Wednesday, November 17, 2010
Happy Belated Birthday, Super Grover!!
I want to say a special thanks to my husband for all his support right now--I'm feeling a little lost towards my writing these days, and it definitely leaks into every other part of my life.
Writing takes such a long time (I was heartened when I read John Green's pep talk for NaNo-ers, and found out it takes him three years to churn out one book) that I cycle in and out of periods of feeling like I'm beating my head against a wall. That even though my writing is getting to the next level through difficult revision, even though I have several other books waiting in the revision queue, even though I know I am moving forward, I don't feel the momentum. I feel mired in mud. Because for all intents and purposes, writing isn't even my part-time job. I spend an hour or two writing a day, on a good day. And it's hard to feel like a career is moving forward with this kind of time commitment. I thought that writing tons of words every day for NaNo would cure that, but each word I type reminds me of how long I will revise this current project. And it discourages me.
I've also been exercising every other day, which really zaps the writing time on those days. So, I may be finding some kind of balance, but I'm not feeling balanced.

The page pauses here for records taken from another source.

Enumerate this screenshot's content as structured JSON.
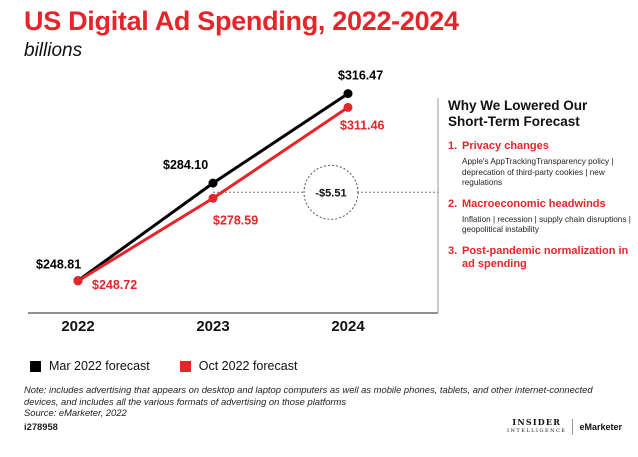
{
  "header": {
    "title": "US Digital Ad Spending, 2022-2024",
    "subtitle": "billions"
  },
  "chart_data": {
    "type": "line",
    "title": "US Digital Ad Spending, 2022-2024",
    "subtitle": "billions",
    "categories": [
      "2022",
      "2023",
      "2024"
    ],
    "series": [
      {
        "name": "Mar 2022 forecast",
        "color": "#000000",
        "values": [
          248.81,
          284.1,
          316.47
        ],
        "labels": [
          "$248.81",
          "$284.10",
          "$316.47"
        ]
      },
      {
        "name": "Oct 2022 forecast",
        "color": "#e5252a",
        "values": [
          248.72,
          278.59,
          311.46
        ],
        "labels": [
          "$248.72",
          "$278.59",
          "$311.46"
        ]
      }
    ],
    "annotation": "-$5.51",
    "ylim": [
      240,
      325
    ],
    "grid": false,
    "legend": "bottom-left"
  },
  "sidebar": {
    "heading_line1": "Why We Lowered Our",
    "heading_line2": "Short-Term Forecast",
    "reasons": [
      {
        "num": "1.",
        "title": "Privacy changes",
        "desc": "Apple's AppTrackingTransparency policy | deprecation of third-party cookies | new regulations"
      },
      {
        "num": "2.",
        "title": "Macroeconomic headwinds",
        "desc": "Inflation | recession | supply chain disruptions | geopolitical instability"
      },
      {
        "num": "3.",
        "title": "Post-pandemic normalization in ad spending",
        "desc": ""
      }
    ]
  },
  "legend": {
    "items": [
      {
        "label": "Mar 2022 forecast",
        "color": "#000000"
      },
      {
        "label": "Oct 2022 forecast",
        "color": "#e5252a"
      }
    ]
  },
  "footer": {
    "note": "Note: includes advertising that appears on desktop and laptop computers as well as mobile phones, tablets, and other internet-connected devices, and includes all the various formats of advertising on those platforms",
    "source": "Source: eMarketer, 2022",
    "id": "i278958",
    "brand_insider": "INSIDER",
    "brand_insider_sub": "INTELLIGENCE",
    "brand_emarketer": "eMarketer"
  },
  "colors": {
    "accent": "#e5252a",
    "text": "#111111",
    "background": "#ffffff"
  }
}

And my husband, who doesn't write novels, who doesn't know how incredibly long it takes to complete one (although by now, he's getting an inkling), is nothing but supportive. He believes in me and my writing, and he always lets me know. He puts up with my malaise, and frustration, without even knowing why. Without him and his support, I wouldn't be wearing my writer cap right now.
Happy Birthday, Super Grover. Thanks for always getting me through the roughest stuff, and believing in me even when I don't. Maybe Super Grover will even become my 200th follower!!